Red Hat: Security Makes Paying for Open Source Software Worth It
Open source software vendors do something akin to selling air: They get people to pay for something that can easily, and perfectly legally, be had for free. But added security is becoming an increasingly important part of the value proposition, as Red Hat (RHT), maker of one of the leading Linux enterprise distributions, emphasized this week in a statement on its software subscriptions.
Open source software vendors do something akin to selling air: They get people to pay for something that easily, and perfectly legally, can be had for free.
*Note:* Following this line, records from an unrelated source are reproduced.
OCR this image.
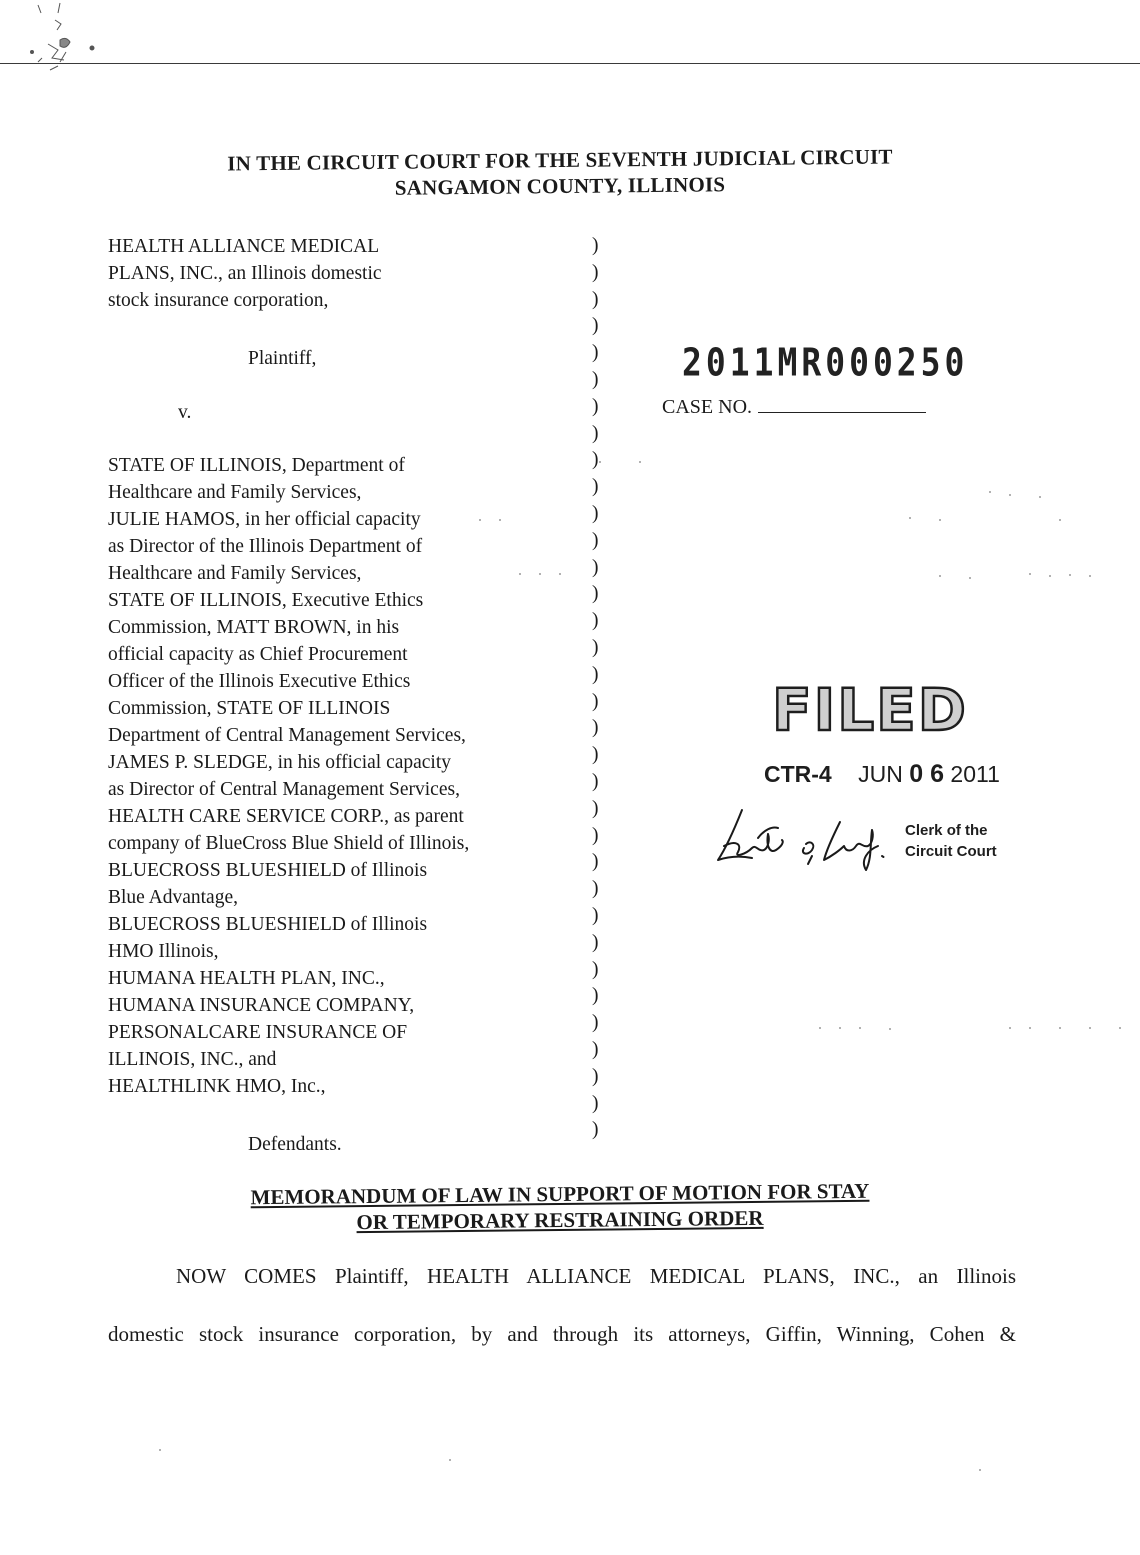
IN THE CIRCUIT COURT FOR THE SEVENTH JUDICIAL CIRCUIT
SANGAMON COUNTY, ILLINOIS
HEALTH ALLIANCE MEDICAL
PLANS, INC., an Illinois domestic
stock insurance corporation,
Plaintiff,
v.
STATE OF ILLINOIS, Department of
Healthcare and Family Services,
JULIE HAMOS, in her official capacity
as Director of the Illinois Department of
Healthcare and Family Services,
STATE OF ILLINOIS, Executive Ethics
Commission, MATT BROWN, in his
official capacity as Chief Procurement
Officer of the Illinois Executive Ethics
Commission, STATE OF ILLINOIS
Department of Central Management Services,
JAMES P. SLEDGE, in his official capacity
as Director of Central Management Services,
HEALTH CARE SERVICE CORP., as parent
company of BlueCross Blue Shield of Illinois,
BLUECROSS BLUESHIELD of Illinois
Blue Advantage,
BLUECROSS BLUESHIELD of Illinois
HMO Illinois,
HUMANA HEALTH PLAN, INC.,
HUMANA INSURANCE COMPANY,
PERSONALCARE INSURANCE OF
ILLINOIS, INC., and
HEALTHLINK HMO, Inc.,
Defendants.
)
)
)
)
)
)
)
)
)
)
)
)
)
)
)
)
)
)
)
)
)
)
)
)
)
)
)
)
)
)
)
)
)
)
2011MR000250
CASE NO.
FILED
CTR-4 JUN 0 6 2011
Clerk of the
Circuit Court
MEMORANDUM OF LAW IN SUPPORT OF MOTION FOR STAY
OR TEMPORARY RESTRAINING ORDER
NOW COMES Plaintiff, HEALTH ALLIANCE MEDICAL PLANS, INC., an Illinois
domestic stock insurance corporation, by and through its attorneys, Giffin, Winning, Cohen &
But added security is becoming an increasingly important part of the value proposition, as Red Hat (RHT), maker of one of the leading Linux enterprise distributions, emphasized this week in a statement on its software subscriptions.
The source code for Red Hat Enterprise Linux (RHEL), Red Hat’s flagship product, is freely available for anyone to download. In fact, it’s so freely available that a competing Linux distribution, CentOS, is basically just the RHEL code, compiled and packaged by a third party. Red Hat doesn’t mind.
That, of course, is because Red Hat focuses on selling software support via subscriptions, rather than the software itself. Traditionally, the pitch for enterprises to buy support centered on keeping software up to date to avoid bugs of various kinds that could have a number of negative effects, of which security holes were only one. Subscriptions also provide help in case something goes wrong, offering an alternative to the do-it-yourself approach that is the default for solving problems in the open source world.
Keeping up to date is still a key part of Red Hat’s value proposition. But in a recent blog post, the company’s vice president of Customer Engagement and Experience, Marco Bill-Peter, homed in on the security dimension of subscription-based software support as a leading reason to become a paying Red Hat customer—especially following the litany of major security scares that occurred in the last year, from Heartbleed to Shellshock.
Of course, since software subscriptions can’t protect enterprises from vulnerabilities that aren’t yet publicly known, paying a vendor for open source support would not actually have completely protected anyone from, say, Heartbleed. But they would have ensured the delivery of a fix as fast as possible, as well as “timely advice, industry-leading security expertise, access to technical information and support, proactive notifications, Customer Portal alerts and articles and a Red Hat Access Labs self-detection tool” to help cope with the issue, according to Bill-Peter.
The lesson for the channel is that, as security threats (along with data privacy compliance) become more serious than ever, open source software vendors have a growing opportunity for pitching the value of software support services. It’s no longer only about having someone to call when Apache crashes and won’t restart.